[LLVMdev] Preferring to use GCC instead of LLVM

Jon Harrop jon at ffconsultancy.com
Tue May 13 05:57:33 PDT 2008


On Tuesday 13 May 2008 06:49:34 kr512 wrote:
> Jon Harrop wrote:
> > Can you explain why you would like to generate DLLs on the
> > customer's computer rather than using LLVM as a JIT
> > compiler?
>
> Customers/clients unhappy with the inefficiency, extra CPU
> and RAM usage, and performance penalty of JIT.  They require
> a faster, more efficient solution.  The solution is to fully
> compile programs to native code at the time of installation
> of programs on customer's computer, instead of incurring JIT
> overhead every time the program is launched and run by
> customer.
>
> A customer installs a program once (or rarely), but
> launches/runs it many times.  Customers don't care if
> program installation (including compiling to native code) is
> a bit slow, because they do it only once.  But they DO care
> if launching and/or running the program is slow or
> inefficient, because they do this very often.
>
> Customers/clients demand that cost of converting to native
> code be shifted out of run-time, and into installation-time
> instead.
>
> Major client says using JIT is "a moronic strategy with
> unnecessary complexity and undesirable performance (CPU and
> RAM use) characteristics, with significant disadvantages
> compared to fully converting programs to native code at time
> of installation".

Ok. There are lots of issues here. As I understand it, LLVM aims to:

. Support Mac OS first, Linux second and Windows is not a priority.

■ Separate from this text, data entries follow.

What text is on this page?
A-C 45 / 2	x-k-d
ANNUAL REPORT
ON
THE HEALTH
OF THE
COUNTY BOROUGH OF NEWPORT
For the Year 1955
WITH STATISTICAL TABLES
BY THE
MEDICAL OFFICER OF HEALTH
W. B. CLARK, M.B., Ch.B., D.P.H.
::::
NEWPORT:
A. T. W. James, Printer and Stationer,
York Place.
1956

. Provide JIT compilation first and the ability to generate standalone 
executables and DLLs second.

. Provide fast compilation first and optimization second.

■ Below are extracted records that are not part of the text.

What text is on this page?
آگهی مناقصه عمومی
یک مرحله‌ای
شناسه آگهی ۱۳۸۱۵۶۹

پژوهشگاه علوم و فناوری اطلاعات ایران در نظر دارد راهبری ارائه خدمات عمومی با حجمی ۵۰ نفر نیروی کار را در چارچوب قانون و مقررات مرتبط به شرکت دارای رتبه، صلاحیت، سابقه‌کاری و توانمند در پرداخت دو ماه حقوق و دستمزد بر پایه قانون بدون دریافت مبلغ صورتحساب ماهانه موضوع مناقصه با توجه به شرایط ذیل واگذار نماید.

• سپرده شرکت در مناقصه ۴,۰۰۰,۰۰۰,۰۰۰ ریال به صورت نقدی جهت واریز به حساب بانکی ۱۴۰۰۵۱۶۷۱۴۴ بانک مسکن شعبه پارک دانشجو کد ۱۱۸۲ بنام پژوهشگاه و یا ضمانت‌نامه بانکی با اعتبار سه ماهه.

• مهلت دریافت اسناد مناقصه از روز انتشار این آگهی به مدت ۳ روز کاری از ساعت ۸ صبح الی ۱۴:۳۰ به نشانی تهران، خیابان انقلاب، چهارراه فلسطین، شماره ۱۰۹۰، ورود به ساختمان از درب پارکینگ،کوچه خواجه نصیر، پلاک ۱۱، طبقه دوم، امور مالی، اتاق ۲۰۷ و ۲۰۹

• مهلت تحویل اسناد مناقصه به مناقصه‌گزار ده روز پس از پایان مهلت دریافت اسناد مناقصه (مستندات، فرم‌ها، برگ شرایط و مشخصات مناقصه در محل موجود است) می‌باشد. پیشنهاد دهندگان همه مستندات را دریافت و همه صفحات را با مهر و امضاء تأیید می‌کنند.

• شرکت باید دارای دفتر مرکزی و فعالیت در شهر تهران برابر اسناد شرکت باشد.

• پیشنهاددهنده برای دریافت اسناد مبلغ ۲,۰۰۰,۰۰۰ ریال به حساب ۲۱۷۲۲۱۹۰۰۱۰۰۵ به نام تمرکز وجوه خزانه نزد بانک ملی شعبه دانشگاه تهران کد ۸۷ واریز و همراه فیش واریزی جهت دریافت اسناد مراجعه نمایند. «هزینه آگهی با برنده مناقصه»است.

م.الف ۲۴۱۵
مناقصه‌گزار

So LLVM has relatively poor support for Windows, no direct support for DLL 
generation and the exact opposite of your performance requirements.

In other words, LLVM does not aspire to do what you are asking and, 
consequently, it is not surprising that none of this stuff is implemented. 
Therefore, I think it is misguided for you to choose LLVM for your project.

I appreciate that you have customer demands but those demands are very unusual 
(and, frankly, absurd!) but you must try to meet them regardless. Nobody here 
cares about providing that functionality because nobody else wants it.

Software with the nearest requirements that I can think of is MATLAB, which 
bundles precompiled optimized implementations of core numerical algorithms 
for a variety of architectures and chooses between them at run-time.

-- 
Dr Jon D Harrop, Flying Frog Consultancy Ltd.